The irony, however, lies in the tragic fates of the men who had somehow embodied the heroism and victory that their increasingly war-weary country was seeking. A few days after the flag was raised atop Suribachi, three of the six men–Michael Stark, Harlon Block and Franklin Sousley– lost their lives to sniper bullets and friendly fire. The three survivors–Ira Hayes, Rene Gagnon and John Bradley–on the other hand, were shipped back to the United States to help sell bonds across the country. In the course of touring the America's major cities, they are confronted with survivor’s guilt over the death of their comrades and being called heroes by the adoring public when they felt that they didn’t deserve such regard.
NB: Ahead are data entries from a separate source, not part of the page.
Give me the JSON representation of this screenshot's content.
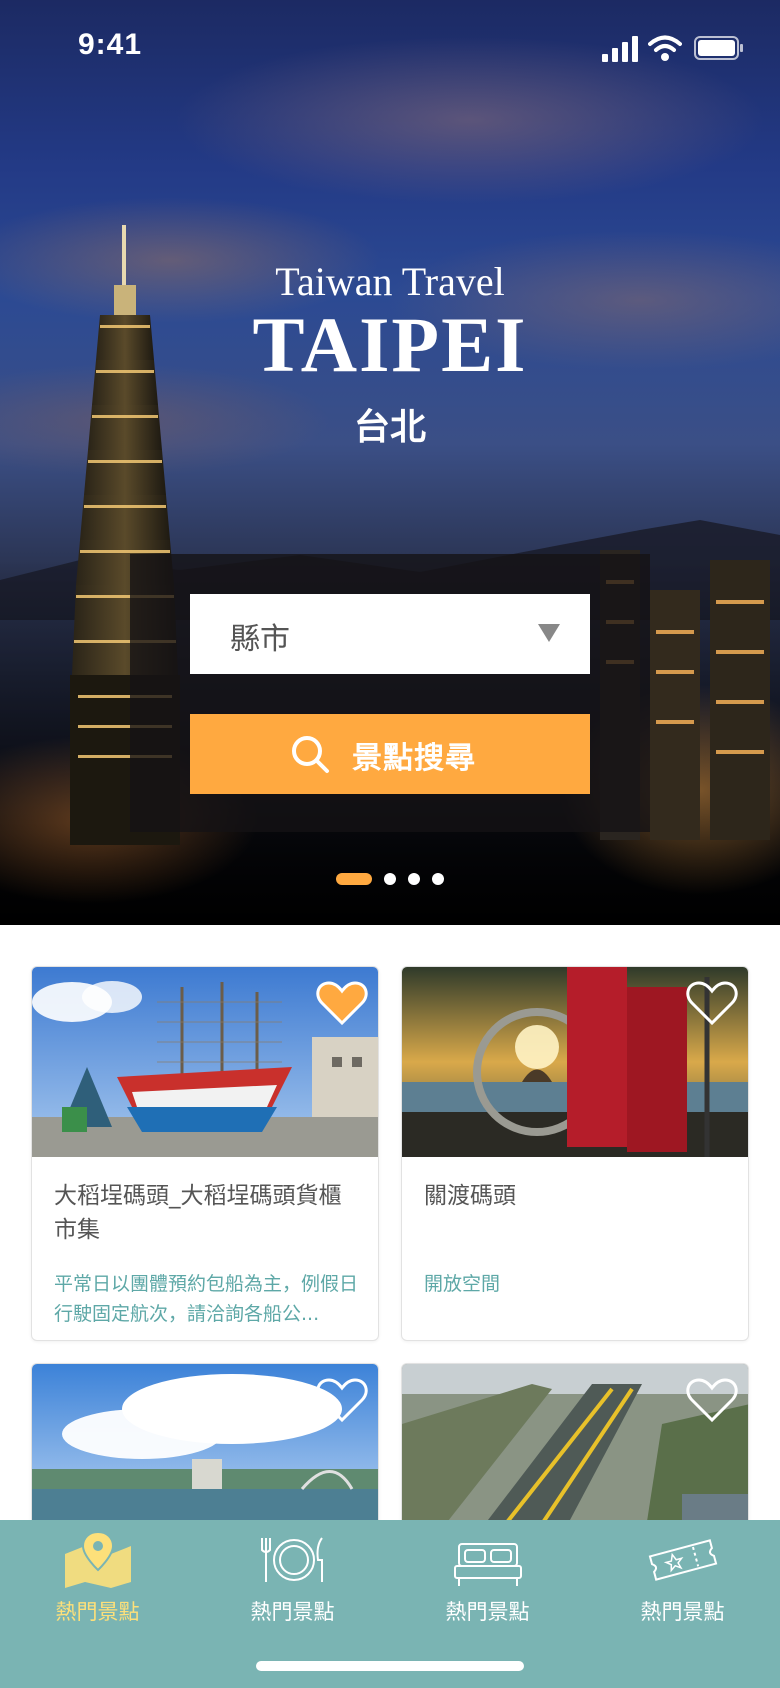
{
  "status_bar": {
    "time": "9:41"
  },
  "hero": {
    "subtitle": "Taiwan Travel",
    "title": "TAIPEI",
    "title_zh": "台北"
  },
  "search": {
    "select_value": "縣市",
    "button_label": "景點搜尋"
  },
  "carousel": {
    "total": 4,
    "active_index": 0
  },
  "colors": {
    "accent": "#ffa940",
    "teal": "#7ab4b3",
    "desc_text": "#5ea8a7",
    "active_tab": "#fde07a"
  },
  "cards": [
    {
      "title": "大稻埕碼頭_大稻埕碼頭貨櫃市集",
      "desc": "平常日以團體預約包船為主，例假日行駛固定航次，請洽詢各船公...",
      "favorited": true
    },
    {
      "title": "關渡碼頭",
      "desc": "開放空間",
      "favorited": false
    },
    {
      "title": "",
      "desc": "",
      "favorited": false
    },
    {
      "title": "",
      "desc": "",
      "favorited": false
    }
  ],
  "tabs": [
    {
      "label": "熱門景點",
      "icon": "map-pin-icon",
      "active": true
    },
    {
      "label": "熱門景點",
      "icon": "dining-icon",
      "active": false
    },
    {
      "label": "熱門景點",
      "icon": "bed-icon",
      "active": false
    },
    {
      "label": "熱門景點",
      "icon": "ticket-icon",
      "active": false
    }
  ]
}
The controversy over the identity of the sixth man in the photograph who was at first thought to be Hank Hansen did not help the soldiers either, particularly Hayes, who eventually revealed that the man in question was in fact Block.
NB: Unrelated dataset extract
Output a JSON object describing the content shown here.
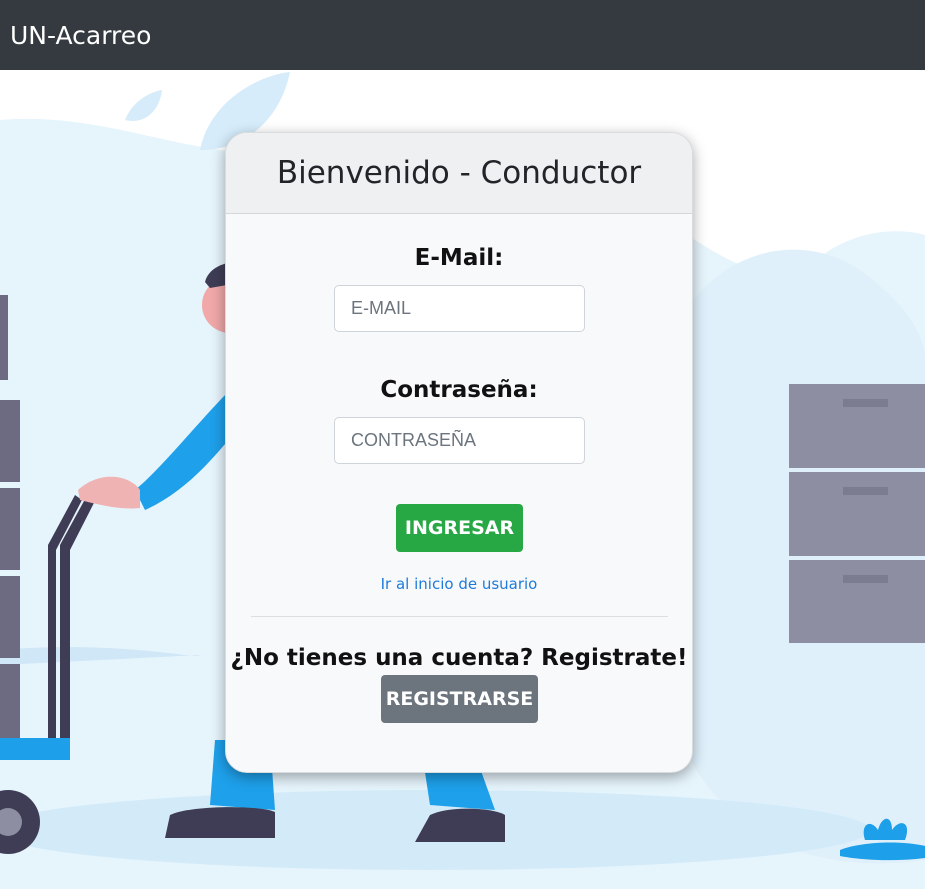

The film does not romanticize heroism but adopts a no-holds-barred depiction of the brutality of war–decapitations, lost lives, someone losing his head quite literally and enemies blowing themselves up over the prospect of falling as prisoners in the hands of their enemies. And while a single photograph was able to capture a nation’s pride and catapulted its subjects to fame, the public which never witnessed war’s gruesome scenes first-hand easily lost interest in the people it had once put on the pedestal…or left cold upon a pedestal. Hayes, a native American, had it worst among the three survivors due in part to his race. Apart from suffering alcoholism and poverty, he took frequent jail trips in the course of his short life, which ended in a questionable manner. Gagnon found it difficult to even hold a steady job when his celebrity had worn off. Only John Bradley, whose son would write the book on which the film was based, lived comfortably with his family for the rest of his life. He never talked about his involvement in the battle of Iwo Jima nor about his purple heart, which his son discovered after his death. The brutal demise of his best friend, Ralph “Iggy” Ignatowski, haunted him through old age.
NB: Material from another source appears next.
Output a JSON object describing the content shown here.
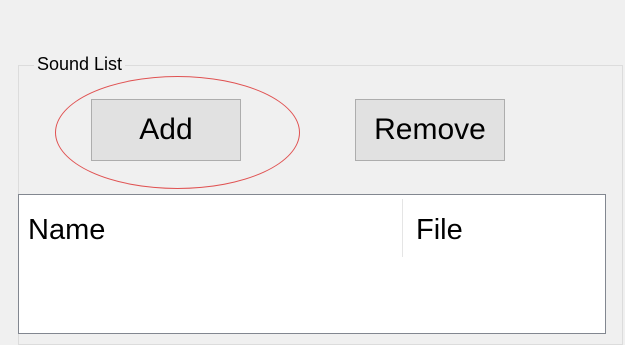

“Flags” is another Steven Spielberg production that depicts World War II and looks like an extension–or a Pacific Theater rejoinder–to Saving Private Ryan and the mini-series, Band of Brothers. Moreover, it even looks like a reunion of sorts for some of the actors who figured in “Ryan” and “Brothers,” such as Barry Pepper who played the religious sniper in Saving Private Ryan and Neal McDonough who played Lt. Lynn Compton in Band of Brothers. They played Michael Strank and Capt. Dave Severance, respectively, in this movie.
I had a hard time digesting the flashbacks interspersed with tour scenes and interviews with the parties involved in promoting the bond drive. And while some critics declare that the film is Clint Eastwood’s take on the Iraq war, this is better seen as a lesson on how heroes are either made or unmade with media’s compliance. But more to the point, it paints a sad picture of how heroes had been discarded by the public which they sought to protect in the first place. At the end of the day, it seemed that the real heroes were those whose lives were lost in the battlefield. The ones who lived were merely survivors.